The high-level departures are the latest example of OpenAI shedding its top brass, especially after CEO Sam Altman returned to the company following his ouster by the board last November. 

The schism between OpenAI’s nonprofit roots and its pivot to a focus on business caused dissonance at the company last year. That conflict reportedly split loyalties between Altman and Brockman’s camp, and that of cofounder and then–chief scientist Ilya Sutskever and board member Helen Toner, according to journalist Kara Swisher

The board successfully ousted Altman in November, and Brockman said he was resigning from the company shortly afterward, but Altman returned to OpenAI days later, following pressure from investors and employees. Upon Altman’s return, the mostly technical and academic board members who ousted him were replaced by members with tech and business backgrounds. Sutskever was removed from the board, although he remained at the company, and Brockman returned as president.

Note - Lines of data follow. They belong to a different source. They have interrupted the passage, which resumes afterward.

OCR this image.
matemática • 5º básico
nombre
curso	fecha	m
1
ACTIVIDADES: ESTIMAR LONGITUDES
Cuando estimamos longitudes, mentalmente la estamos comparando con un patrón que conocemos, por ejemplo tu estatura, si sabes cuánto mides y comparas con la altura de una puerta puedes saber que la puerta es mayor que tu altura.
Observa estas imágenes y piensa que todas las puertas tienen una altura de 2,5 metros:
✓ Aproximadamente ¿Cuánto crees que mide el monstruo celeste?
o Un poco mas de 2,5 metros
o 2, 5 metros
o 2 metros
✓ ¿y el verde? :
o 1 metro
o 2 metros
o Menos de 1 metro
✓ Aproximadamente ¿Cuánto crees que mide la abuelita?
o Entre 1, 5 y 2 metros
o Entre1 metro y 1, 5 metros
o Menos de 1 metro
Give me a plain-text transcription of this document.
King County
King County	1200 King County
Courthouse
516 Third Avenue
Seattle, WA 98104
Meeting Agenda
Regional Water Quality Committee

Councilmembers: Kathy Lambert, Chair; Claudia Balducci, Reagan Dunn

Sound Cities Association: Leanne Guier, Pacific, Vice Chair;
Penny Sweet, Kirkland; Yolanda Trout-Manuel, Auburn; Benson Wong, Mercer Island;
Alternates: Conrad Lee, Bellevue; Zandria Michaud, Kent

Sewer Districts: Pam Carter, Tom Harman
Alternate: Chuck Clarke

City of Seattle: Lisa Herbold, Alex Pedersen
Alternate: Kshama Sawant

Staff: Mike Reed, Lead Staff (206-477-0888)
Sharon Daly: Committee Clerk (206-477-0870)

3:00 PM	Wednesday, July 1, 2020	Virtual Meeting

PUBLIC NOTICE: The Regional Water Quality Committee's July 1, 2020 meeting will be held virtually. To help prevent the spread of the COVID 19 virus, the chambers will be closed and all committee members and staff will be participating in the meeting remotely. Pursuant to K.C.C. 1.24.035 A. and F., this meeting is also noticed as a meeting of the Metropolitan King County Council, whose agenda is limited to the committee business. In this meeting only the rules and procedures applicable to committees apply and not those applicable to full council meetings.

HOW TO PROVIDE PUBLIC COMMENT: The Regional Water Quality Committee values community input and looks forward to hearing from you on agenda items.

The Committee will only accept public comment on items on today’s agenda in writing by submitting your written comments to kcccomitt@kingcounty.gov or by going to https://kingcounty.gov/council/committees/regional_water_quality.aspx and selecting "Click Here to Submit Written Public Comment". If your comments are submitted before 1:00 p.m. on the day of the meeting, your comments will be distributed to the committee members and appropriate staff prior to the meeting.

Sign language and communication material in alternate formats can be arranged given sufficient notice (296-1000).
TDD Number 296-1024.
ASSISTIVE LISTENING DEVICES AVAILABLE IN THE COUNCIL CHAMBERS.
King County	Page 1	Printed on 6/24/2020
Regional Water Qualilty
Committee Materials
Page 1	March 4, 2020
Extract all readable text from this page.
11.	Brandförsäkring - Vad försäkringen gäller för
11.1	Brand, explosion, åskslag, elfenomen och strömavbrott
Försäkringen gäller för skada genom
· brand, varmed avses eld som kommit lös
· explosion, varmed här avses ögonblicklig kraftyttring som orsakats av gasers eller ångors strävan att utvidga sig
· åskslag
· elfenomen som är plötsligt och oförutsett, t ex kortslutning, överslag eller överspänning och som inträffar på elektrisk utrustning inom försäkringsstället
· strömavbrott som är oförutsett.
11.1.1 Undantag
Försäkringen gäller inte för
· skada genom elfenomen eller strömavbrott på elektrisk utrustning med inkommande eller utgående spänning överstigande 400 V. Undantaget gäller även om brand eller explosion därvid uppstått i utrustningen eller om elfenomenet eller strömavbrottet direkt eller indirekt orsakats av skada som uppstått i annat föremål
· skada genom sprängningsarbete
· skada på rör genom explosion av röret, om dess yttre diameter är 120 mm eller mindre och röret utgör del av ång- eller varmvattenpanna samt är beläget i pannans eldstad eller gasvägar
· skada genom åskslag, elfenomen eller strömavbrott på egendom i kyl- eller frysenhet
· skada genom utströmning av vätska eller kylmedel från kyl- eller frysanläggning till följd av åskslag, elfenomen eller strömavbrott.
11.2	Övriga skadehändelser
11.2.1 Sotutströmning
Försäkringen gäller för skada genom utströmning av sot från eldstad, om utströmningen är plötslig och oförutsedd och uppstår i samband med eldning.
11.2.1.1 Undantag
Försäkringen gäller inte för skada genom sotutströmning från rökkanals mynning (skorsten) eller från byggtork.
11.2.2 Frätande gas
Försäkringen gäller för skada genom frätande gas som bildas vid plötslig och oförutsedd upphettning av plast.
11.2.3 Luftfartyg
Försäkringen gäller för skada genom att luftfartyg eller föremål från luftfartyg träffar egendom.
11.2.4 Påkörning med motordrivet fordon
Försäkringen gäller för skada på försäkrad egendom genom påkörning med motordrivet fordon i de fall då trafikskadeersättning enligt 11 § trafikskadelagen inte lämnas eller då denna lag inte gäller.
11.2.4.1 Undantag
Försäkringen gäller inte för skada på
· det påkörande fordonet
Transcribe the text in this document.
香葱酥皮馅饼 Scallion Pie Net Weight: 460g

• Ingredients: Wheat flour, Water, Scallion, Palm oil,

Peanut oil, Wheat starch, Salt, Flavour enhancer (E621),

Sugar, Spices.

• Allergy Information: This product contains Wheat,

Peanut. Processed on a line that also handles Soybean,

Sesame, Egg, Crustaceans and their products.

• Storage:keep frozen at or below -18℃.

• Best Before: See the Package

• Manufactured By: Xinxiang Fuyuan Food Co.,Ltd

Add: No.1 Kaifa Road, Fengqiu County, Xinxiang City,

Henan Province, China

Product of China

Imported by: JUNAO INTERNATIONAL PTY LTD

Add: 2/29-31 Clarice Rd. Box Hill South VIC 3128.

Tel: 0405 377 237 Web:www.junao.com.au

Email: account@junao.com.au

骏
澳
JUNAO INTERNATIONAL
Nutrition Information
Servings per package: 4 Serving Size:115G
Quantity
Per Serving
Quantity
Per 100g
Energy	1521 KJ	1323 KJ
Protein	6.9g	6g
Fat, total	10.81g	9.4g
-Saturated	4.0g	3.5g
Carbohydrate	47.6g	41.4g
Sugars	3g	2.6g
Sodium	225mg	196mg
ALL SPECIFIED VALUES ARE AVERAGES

In May, one of the main orchestrators of Altman’s ouster, Sutskever, left the company and later founded his own AI startup, Safe Superintelligence. Jan Leike, who with Sutskever co-led the “Superalignment” team at OpenAI that focused on making sure artificial intelligence does no harm, also left in May and now works for rival AI company Anthropic.

The departure of Schulman is particularly notable as he has also joined Anthropic, one of OpenAI’s biggest competitors that’s backed by Amazon. In a post on X, Schulman said the move was “to deepen my focus on AI alignment, and to start a new chapter of my career where I can return to hands-on technical work.” AI alignment refers to making sure AI does no harm and works as expected.

“I am confident that OpenAI and the teams I was part of will continue to thrive without me,” Schulman wrote in the post.

Schulman worked at OpenAI for almost nine years and joined just after finishing a PhD in electrical engineering and computer science at UC–Berkeley. He was instrumental in helping launch OpenAI’s landmark chatbot, ChatGPT, which kick-started an AI arms race after it was released in 2022. 

In a post on X, Altman wished Schulman well in his future plans.

“You are a brilliant researcher, a deep thinker about product and society, and mostly, you are a great friend to all of us,” he wrote.

OpenAI’s president, Brockman, also left the company for what he said in a post on X was a sabbatical through the end of the year.

“First time to relax since cofounding OpenAI nine years ago,” Brockman wrote.

The departures put the spotlight once again on Altman, with some speculating on social media that he may be the reason employees are leaving. One of the biggest complaints from the previous board that led to Altman’s ouster was that he was not transparent. 

Toner, the former board member who helped remove Altman, said in an interview on the TED AI podcast in May that Altman had misled the board “on multiple occasions” about its safety processes, the Financial Times reported. Among other issues, Altman reportedly did not inform the board about ChatGPT’s launch in 2022, according to Toner.